Abstract

Computational complexity is a discipline of computer science and mathematics which classifies computational problems depending on their inherent difficulty, i.e. categorizes algorithms according to their performance, and relates these classes to each other. P problems are a class of computational problems that can be solved in polynomial time using a deterministic Turing machine while solutions to NP problems can be verified in polynomial time, but we still do not know whether they can be solved in polynomial time as well. A solution for the so-called NP-complete problems will also be a solution for any other such problems. Its artificial-intelligence analogue is the class of AI-complete problems, for which a complete mathematical formalization still does not exist. In this chapter we will focus on analysing computational classes to better understand possible formalizations of AI-complete problems, and to see whether a universal algorithm, such as a Turing test, could exist for all AI-complete problems.
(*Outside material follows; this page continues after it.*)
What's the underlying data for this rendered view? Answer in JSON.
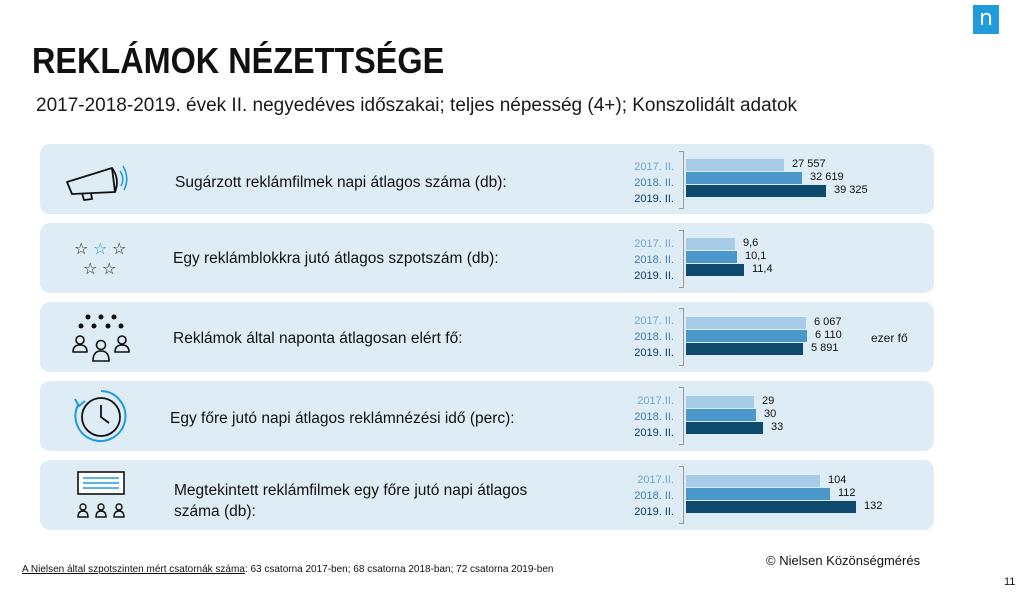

In order to better observe how modern computer science tries to deal with computational complexity issues, we present several different deep-learning strategies involving optimization methods to see that the inability to exactly solve a problem from a higher order computational class does not mean there is not a satisfactory solution using state-of-the-art machine-learning techniques. Such methods are compared to philosophical issues and psychological research regarding human abilities of solving analogous NP-complete problems, to fortify the claim that we do not need to have an exact and correct way of solving AI-complete problems to nevertheless possibly achieve the notion of strong AI.